Gli incontri sono stati calibrati in base all’età dei partecipanti, alternando momenti di approfondimento, immagini, video, giochi e quiz. Per i più piccoli l’educazione ambientale è stata proposta attraverso un linguaggio semplice e attività ludiche, mentre agli studenti più grandi sono stati illustrati temi come il ciclo di vita della plastica, le microplastiche, il consumo responsabile, la dispersione dei rifiuti e le alternative ai prodotti monouso.

Particolarmente significativa anche la scelta di utilizzare, durante molti incontri, oggetti realmente recuperati nel corso delle raccolte ambientali organizzate dall’associazione.
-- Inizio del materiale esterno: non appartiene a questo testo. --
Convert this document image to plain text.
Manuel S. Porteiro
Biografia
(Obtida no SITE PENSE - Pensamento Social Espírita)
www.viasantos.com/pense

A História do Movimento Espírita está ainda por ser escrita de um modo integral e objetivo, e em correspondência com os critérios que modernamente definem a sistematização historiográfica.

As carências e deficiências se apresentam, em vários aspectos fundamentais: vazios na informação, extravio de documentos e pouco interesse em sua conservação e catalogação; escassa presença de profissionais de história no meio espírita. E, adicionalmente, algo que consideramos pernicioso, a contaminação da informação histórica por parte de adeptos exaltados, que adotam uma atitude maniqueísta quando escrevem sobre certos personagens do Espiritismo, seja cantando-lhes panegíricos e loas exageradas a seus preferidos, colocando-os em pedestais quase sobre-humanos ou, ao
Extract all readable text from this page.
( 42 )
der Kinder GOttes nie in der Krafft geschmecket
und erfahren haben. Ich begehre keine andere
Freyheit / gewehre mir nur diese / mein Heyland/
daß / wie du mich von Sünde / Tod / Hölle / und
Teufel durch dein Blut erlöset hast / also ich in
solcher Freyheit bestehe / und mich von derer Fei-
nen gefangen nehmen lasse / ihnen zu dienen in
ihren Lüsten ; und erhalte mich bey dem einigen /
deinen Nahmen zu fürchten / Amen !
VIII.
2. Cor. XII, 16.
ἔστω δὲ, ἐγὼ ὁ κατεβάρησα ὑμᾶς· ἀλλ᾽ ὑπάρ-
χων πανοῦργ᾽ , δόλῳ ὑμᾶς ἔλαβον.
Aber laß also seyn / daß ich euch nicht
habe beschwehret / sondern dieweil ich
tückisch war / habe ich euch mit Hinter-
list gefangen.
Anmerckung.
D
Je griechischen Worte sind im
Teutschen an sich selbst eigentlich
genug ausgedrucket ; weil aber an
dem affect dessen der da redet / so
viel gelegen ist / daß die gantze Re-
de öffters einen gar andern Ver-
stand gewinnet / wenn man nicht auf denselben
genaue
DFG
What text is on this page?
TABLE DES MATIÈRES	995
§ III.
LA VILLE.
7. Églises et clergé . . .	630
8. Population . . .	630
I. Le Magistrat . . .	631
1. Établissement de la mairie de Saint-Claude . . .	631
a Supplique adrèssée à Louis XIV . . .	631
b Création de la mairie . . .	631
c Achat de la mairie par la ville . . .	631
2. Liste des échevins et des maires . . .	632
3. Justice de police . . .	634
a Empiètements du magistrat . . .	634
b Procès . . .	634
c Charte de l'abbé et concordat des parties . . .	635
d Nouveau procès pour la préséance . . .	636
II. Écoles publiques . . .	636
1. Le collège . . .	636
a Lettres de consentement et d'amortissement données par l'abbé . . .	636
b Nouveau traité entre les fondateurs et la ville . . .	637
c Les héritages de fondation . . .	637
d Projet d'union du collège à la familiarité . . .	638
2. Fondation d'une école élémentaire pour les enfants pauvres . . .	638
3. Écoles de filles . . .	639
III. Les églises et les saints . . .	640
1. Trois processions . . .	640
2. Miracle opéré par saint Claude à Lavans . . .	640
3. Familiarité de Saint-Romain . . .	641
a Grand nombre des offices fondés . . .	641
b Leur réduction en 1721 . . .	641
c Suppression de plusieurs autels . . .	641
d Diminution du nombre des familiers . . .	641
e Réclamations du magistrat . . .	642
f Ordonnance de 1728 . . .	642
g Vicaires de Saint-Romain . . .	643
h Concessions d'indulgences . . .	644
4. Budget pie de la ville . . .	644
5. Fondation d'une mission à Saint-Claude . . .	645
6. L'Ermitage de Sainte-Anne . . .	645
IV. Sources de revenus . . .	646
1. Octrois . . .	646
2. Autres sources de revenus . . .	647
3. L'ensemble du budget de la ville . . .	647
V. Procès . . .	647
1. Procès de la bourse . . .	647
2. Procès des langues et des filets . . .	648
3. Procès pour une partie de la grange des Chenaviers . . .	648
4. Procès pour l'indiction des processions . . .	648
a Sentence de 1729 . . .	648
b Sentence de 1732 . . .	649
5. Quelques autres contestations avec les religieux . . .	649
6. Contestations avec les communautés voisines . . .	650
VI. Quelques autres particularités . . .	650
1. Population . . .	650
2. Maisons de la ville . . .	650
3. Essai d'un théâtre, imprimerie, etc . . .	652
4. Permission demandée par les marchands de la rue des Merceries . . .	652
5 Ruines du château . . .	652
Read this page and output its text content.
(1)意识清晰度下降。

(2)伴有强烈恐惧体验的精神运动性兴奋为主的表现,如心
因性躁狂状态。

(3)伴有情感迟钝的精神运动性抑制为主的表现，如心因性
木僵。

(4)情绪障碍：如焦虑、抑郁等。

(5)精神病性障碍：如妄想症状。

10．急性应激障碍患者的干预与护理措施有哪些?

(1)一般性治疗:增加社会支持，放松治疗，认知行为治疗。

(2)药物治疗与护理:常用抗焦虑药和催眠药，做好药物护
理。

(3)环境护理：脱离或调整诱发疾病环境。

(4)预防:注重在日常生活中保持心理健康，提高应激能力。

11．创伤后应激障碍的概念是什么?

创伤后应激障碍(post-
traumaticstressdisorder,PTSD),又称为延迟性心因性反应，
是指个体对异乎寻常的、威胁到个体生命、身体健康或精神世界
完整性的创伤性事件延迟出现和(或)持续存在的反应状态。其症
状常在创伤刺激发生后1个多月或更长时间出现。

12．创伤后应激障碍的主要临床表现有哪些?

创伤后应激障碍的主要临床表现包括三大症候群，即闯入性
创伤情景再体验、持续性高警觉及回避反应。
Rifiuti rinvenuti su spiagge, lungo i fiumi, nei parchi e nelle aree urbane sono diventati strumenti concreti per mostrare gli effetti dell’abbandono dei rifiuti sull’ambiente, sulla fauna e sulla salute.

L’obiettivo del progetto è quello di trasformare la sensibilizzazione in azioni quotidiane, incoraggiando studenti e famiglie ad adottare comportamenti virtuosi: dall’utilizzo della borraccia al posto delle bottiglie di plastica usa e getta alla corretta raccolta differenziata, fino alla riduzione degli imballaggi e al rispetto degli spazi pubblici. In diversi casi, agli incontri teorici sono seguite passeggiate ecologiche e raccolte di rifiuti nelle aree vicine agli istituti scolastici, offrendo ai ragazzi un’esperienza diretta di cittadinanza attiva.

«La Calabria possiede un patrimonio ambientale straordinario, tra mare, montagne, fiumi, borghi e aree naturali, che abbiamo il dovere di preservare anche attraverso l’educazione delle nuove generazioni – ha dichiarato il referente regionale di Plastic Free Calabria, Alberto Fio –. Coinvolgere 2.679 studenti in un solo anno scolastico significa diffondere un messaggio semplice ma fondamentale: ogni piccolo gesto quotidiano può fare la differenza nella tutela dell’ambiente. L’entusiasmo dimostrato da studenti, docenti e famiglie conferma quanto l’educazione ambientale rappresenti uno strumento essenziale per costruire comunità più consapevoli, responsabili e attente al territorio».